If the interstate highway system were owned by a private company, I think this would not be true. Think 'Standard Oil' and the railroad tycoons of the 19th century. Because Standard Oil owned the railroads they had almost complete control of the development of rural America in which they controlled access. Their modus operandi of forcing competing oil developers and business to pay exorbitant shipping fees was stifling competition, innovation and development.

It think it shouldn't really be a partisan issue because even the most fervent Republicans and Teapartyers would agree that government-funded infrastructure has typically been a boon to the American economy and our quality of life.

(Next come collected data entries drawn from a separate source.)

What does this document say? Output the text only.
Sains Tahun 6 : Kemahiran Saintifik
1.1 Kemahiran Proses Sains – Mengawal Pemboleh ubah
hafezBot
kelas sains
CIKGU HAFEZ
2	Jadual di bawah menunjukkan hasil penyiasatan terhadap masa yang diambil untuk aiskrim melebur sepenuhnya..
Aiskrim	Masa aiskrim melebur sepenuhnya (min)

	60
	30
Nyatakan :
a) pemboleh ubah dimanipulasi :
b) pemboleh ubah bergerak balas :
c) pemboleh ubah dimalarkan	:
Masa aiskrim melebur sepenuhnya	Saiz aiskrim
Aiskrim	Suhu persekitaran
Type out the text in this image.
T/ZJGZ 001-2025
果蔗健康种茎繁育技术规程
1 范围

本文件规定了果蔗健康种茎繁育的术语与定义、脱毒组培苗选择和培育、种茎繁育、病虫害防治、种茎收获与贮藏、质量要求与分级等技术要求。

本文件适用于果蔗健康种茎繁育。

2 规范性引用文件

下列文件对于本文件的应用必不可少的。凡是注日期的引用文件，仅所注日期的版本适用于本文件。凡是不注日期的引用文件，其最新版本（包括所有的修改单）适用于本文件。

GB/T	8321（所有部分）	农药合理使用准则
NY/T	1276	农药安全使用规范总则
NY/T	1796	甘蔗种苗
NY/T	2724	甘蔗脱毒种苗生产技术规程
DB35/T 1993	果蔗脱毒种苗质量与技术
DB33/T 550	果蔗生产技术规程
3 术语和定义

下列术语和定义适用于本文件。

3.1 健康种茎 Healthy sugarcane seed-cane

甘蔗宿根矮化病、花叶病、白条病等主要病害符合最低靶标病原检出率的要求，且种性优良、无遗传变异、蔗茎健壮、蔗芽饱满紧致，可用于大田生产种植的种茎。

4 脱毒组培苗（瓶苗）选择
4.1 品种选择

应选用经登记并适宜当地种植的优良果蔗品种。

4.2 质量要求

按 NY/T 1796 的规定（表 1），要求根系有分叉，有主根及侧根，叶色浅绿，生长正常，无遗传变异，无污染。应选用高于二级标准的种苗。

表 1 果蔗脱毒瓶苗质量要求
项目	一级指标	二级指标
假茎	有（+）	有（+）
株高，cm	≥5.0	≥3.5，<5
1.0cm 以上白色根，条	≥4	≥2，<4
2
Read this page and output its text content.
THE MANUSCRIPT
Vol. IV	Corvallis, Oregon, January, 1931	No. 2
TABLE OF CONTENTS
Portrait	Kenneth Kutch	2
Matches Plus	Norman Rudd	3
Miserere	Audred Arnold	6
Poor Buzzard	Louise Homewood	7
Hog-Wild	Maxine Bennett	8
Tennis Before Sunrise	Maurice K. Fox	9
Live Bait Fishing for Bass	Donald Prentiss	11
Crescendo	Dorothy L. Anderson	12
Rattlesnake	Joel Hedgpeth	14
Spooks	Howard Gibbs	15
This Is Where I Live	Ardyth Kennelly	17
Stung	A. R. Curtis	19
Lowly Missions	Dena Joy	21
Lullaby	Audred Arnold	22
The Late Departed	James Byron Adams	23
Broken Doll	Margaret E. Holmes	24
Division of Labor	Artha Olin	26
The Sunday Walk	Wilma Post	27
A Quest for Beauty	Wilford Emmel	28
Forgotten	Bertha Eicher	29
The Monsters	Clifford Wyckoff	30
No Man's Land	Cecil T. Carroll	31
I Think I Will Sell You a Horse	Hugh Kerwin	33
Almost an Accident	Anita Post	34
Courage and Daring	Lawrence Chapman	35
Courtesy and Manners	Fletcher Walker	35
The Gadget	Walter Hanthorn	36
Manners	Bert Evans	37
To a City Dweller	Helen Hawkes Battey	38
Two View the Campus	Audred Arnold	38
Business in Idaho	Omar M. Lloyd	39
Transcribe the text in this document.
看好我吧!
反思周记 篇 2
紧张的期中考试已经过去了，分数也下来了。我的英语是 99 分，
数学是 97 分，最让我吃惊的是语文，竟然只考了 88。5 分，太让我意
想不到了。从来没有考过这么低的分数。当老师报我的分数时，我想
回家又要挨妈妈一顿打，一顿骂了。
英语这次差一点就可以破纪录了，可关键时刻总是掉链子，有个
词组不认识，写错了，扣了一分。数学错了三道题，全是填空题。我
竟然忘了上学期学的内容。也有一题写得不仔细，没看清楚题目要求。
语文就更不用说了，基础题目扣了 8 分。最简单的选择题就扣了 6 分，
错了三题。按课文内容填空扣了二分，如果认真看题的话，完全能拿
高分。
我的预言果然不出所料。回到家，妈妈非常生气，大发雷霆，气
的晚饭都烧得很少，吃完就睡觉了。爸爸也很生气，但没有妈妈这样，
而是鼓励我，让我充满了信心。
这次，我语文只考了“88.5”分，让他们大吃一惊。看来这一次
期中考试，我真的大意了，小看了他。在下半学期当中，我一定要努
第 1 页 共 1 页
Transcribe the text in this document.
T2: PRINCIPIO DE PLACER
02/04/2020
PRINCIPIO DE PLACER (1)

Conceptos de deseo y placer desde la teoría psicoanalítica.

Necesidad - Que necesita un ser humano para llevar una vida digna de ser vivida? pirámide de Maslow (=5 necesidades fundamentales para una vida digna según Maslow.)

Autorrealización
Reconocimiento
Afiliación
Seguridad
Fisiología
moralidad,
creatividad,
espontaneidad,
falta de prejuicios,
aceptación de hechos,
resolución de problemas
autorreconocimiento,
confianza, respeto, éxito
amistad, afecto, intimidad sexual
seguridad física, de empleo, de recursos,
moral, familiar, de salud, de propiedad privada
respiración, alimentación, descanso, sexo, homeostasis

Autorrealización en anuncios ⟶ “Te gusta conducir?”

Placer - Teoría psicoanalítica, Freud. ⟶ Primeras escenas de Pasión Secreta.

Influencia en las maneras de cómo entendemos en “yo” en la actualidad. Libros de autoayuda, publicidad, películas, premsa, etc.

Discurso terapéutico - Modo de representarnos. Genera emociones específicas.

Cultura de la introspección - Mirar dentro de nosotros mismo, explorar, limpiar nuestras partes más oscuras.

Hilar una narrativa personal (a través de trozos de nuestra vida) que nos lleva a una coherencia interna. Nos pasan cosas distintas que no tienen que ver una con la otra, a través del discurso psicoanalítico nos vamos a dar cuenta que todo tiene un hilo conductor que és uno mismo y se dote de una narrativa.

RE: Barriers to Entry and Competition
By Reclaimer77 on 11/30/10, Rating: 0
By JediJeb on 11/30/2010 6:35:15 PM , Rating: 2
I agree with both sides to some extent. What should have happened was the government put up the poles, cabling tunnels, ect then leased them to anyone wanting to string their wires/fiber through them. That is what keeps competition down now, if Comcast build all the cable runs out and a new company wants to run a competing line into the same town, they have to lease the poles from Comcast because it would be difficult to get permission to run a second set of poles right beside the old ones, or similar circumstances to that if you get my meaning. If the government had set the poles and let everyone who wanted to use them rent space on them for the same price then we would see more competition.

The government did enact something with utilities like this where competing power companies can now service the same area, but how many places are going to allow two sets of power lines to be run through the same neighborhood? It is like where I live AT&T had a falling out with the local power company and now they run the phone lines on a separate set of poles on the opposite side of the road from the electric lines. Looks rather stupid to have them separate now, but apparently it was cheaper for them to set their own poles than to continue to lease them from the power company.


By cmdrdredd on 11/30/2010 10:24:03 PM , Rating: 2
quote:
So you're saying that high speed internet lines should be built by private companies, funded by the public, and then leased to telcos? How is that a better deal than having the telcos build it themselves? And building interstate highways today would be a barrier to interstate commerce and rural development? I don't follow you.


Having private companies build the network so to speak and the public owning the lines, the government could lease the usage of these to any company who wants to use them. So you could have 30 different ISPs with various pricing plans and special features offering internet access on the infrastructure. The private company generates revenue from monthly access fees for tv programming and internet and the government generates some revenue from the lease of the lines. It would lead to far lower prices and better services offered. As it is, Comcast and others operate a monopoly on service in a given area. A take it or leave it approach where you can use them or have nothing (satellite internet doesn't count IMO). They also have zero incentive to upgrade the infrastructure.

About the highways it would be like this. I-95 is public, there is no tolls and you can use it as you please. If a private company owned it and put the squeeze on it charging ridiculous tolls what would you do? In some cases there is no alternative highway to get you to your destination in a timely manner so you're stuck paying for something and they can also begin to tell you what vehicles are allowed and which are not if they say so. They might say no trucks because they produce more exhaust fumes or some such nonsense.